Angie Teo David Lague
[台中(台湾) 9日 ロイター] - 台湾軍は9日、中国軍の侵攻を撃退することを想定した沿岸演習を実施した。中国軍の水陸両用部隊による上陸作戦をロケット弾や火砲で阻止する内容で、より実戦に近い形で行われた。
中国の戦闘機や艦船は台湾周辺でほぼ連日活動を続けており、台湾に対する軍事的な圧力を強めている。中国本土と台湾海峡を隔てて向き合う台湾西海岸の砂浜や干潟は、中国軍が侵攻する際の上陸地点として最も可能性が高いとみられている。
演習は、台湾中部・台中周辺の沿岸20キロにわたる海岸線の8カ所で同時に実施された。

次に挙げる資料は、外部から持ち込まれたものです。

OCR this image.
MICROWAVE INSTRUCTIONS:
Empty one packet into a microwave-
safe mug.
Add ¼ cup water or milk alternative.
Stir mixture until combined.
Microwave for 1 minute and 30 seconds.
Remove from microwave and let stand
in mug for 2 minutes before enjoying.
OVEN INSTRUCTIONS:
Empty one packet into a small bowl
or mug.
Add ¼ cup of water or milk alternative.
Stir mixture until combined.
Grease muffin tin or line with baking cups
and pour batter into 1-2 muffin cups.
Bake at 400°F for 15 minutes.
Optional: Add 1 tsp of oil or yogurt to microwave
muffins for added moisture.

砲兵指揮官のオン・イーミン氏は記者団に対し、今回の訓練は決まった手順を踏む演習ではないと説明。「実戦的な条件の下で行われ、部隊にとって相当な難度になったと考えている」と語った。
演習では、台湾が開発したトラック搭載式の多連装ロケットシステム「雷霆2000(サンダーボルト2000)」、米国製の自走榴弾砲「パラディン」、対戦車ミサイル、火砲、迫撃砲を使用し、水陸両用部隊の上陸を阻止する「キルゾーン(殺傷地帯)」を構築した。